B. LES NOUVELLES ATTRIBUTIONS DU C.S.M.
La réforme constitutionnelle de 1993 a conforté les deux champs de compétence essentiel du conseil supérieur : les nominations de magistrats et leur discipline. Mais désormais, dans ces deux domaines, il importe de distinguer les pouvoirs de la formation du siège de ceux de la formation du parquet.
1. Les nominations de magistrats.
S'agissant de la nomination des magistrats du siège, la formation du siège dispose de deux types de pouvoirs distincts.
Elle propose les nominations des magistrats du siège de la Cour de cassation, des premiers présidents de cours d'appel et des présidents de tribunaux de grande instance. Pour ces quelque 350 postes, elle dispose donc d'un pouvoir d'initiative, recense les candidatures, étudie les dossiers des candidats, les reçoit, et arrête les propositions qu'elle soumet au Président de la République, sur le rapport d'un de ses membres, lors d'une séance du conseil tenue au Palais de l'Elysée.
Pour toutes les autres nominations de magistrats du siège, la formation dispose d'un pouvoir d'avis conforme. Le garde des sceaux conserve l'initiative, et propose les nominations ; la formation étudie les dossiers des magistrats proposés, ceux des candidats qui n'ont pas été retenus par la Chancellerie et spécialement des magistrats qui ont formulé des observations sur les projets de nomination, puis elle donne, lors d'une séance tenue au Palais de l'Alma, un avis qui lie le garde des sceaux.
S'agissant de la nomination des magistrats du parquet, la formation du parquet dispose d'un pouvoir d'avis simple qui ne lie pas le ministre pour toutes les nominations à des postes du parquet proposées par le garde des sceaux, à l'exception des postes de procureurs généraux qui sont nommés en Conseil des ministres. Elle donne cet avis dans les mêmes conditions que la formation du siège, après examen des dossiers et rapport, en séance au Palais de l'Alma.

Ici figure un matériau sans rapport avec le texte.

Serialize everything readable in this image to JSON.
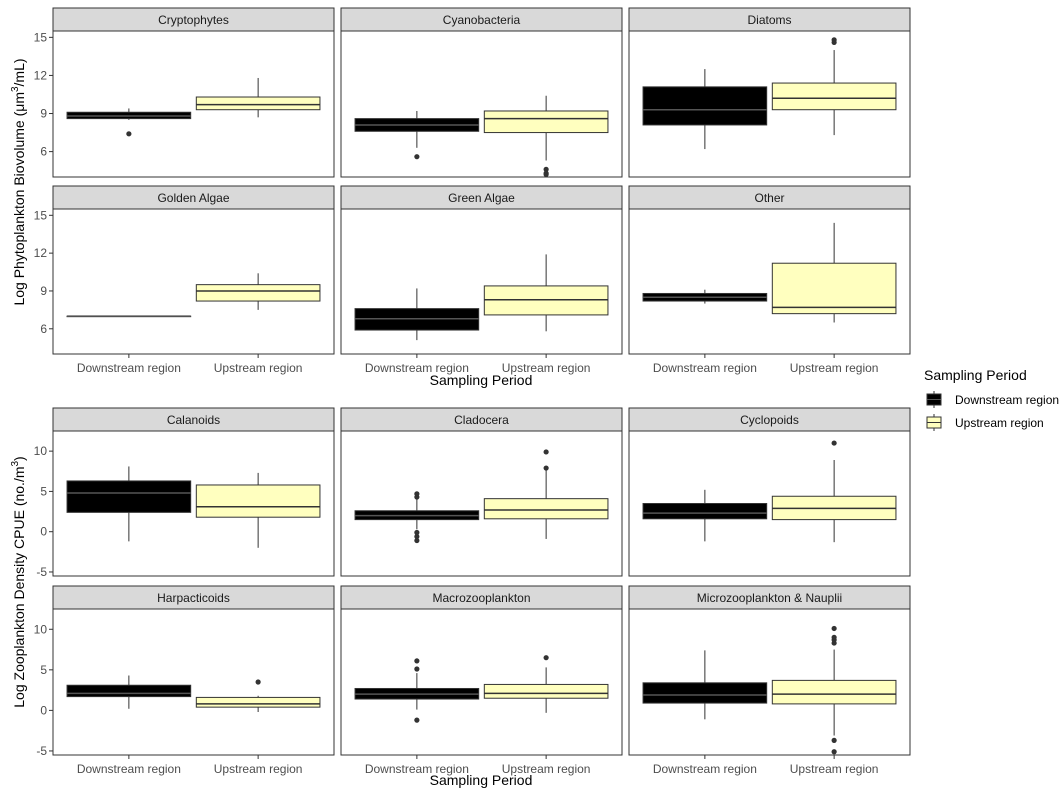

Il convient de souligner que les recommandations du conseil sont suivies. Depuis le 10 juin 1994, date de l'installation du conseil, aucune délibération n'a été remise en cause par le Président de la République ou le Garde des sceaux. Au terme de la première année de fonctionnement de l'institution dans ses attributions nouvelles, aucune nomination entrant dans sa compétence n'est intervenue dans la magistrature contre son avis.
A l'issue de ses dix huit premiers mois d'activité (puisqu'il s'est installé au début du mois de juin 1994), le nouveau CSM a publié un rapport conformément à l'article 20 de la loi organique du 5 février 1994.
Dans cette étude, il a mis en lumière les principales difficultés rencontrées dans la mise en oeuvre des mouvements de magistrats :
• l'insuffisante mobilité des
magistrats ;
• une cadence accélérée de
rotation des magistrats dans certains tribunaux pour lesquels les candidats
sont peu nombreux, voire inexistants, y compris à des postes de chefs de
juridiction (ressorts du Nord et de l'Est de la France notamment) ;
• la troisième difficulté
résultait de la
suppression de la "transparence".
La "transparence" est un document contenant en réalité deux éléments bien distincts : l'état établi par la direction des services judiciaires des projets de nomination aux fonctions du premier et second grade et à certaines fonctions hors hiérarchie, ainsi que la liste des candidats à ces mêmes fonctions. Après avoir été diffusée dans l'ensemble du corps judiciaire, la "transparence" communiquée aux magistrats ne contenait plus que l'état des projets de nominations établi par la direction des services judiciaires. Le CSM disposait certes de la "transparence" complète, c'est à dire l'état des projets de nomination et la liste des candidats, mais le corps judiciaire n'en avait plus connaissance.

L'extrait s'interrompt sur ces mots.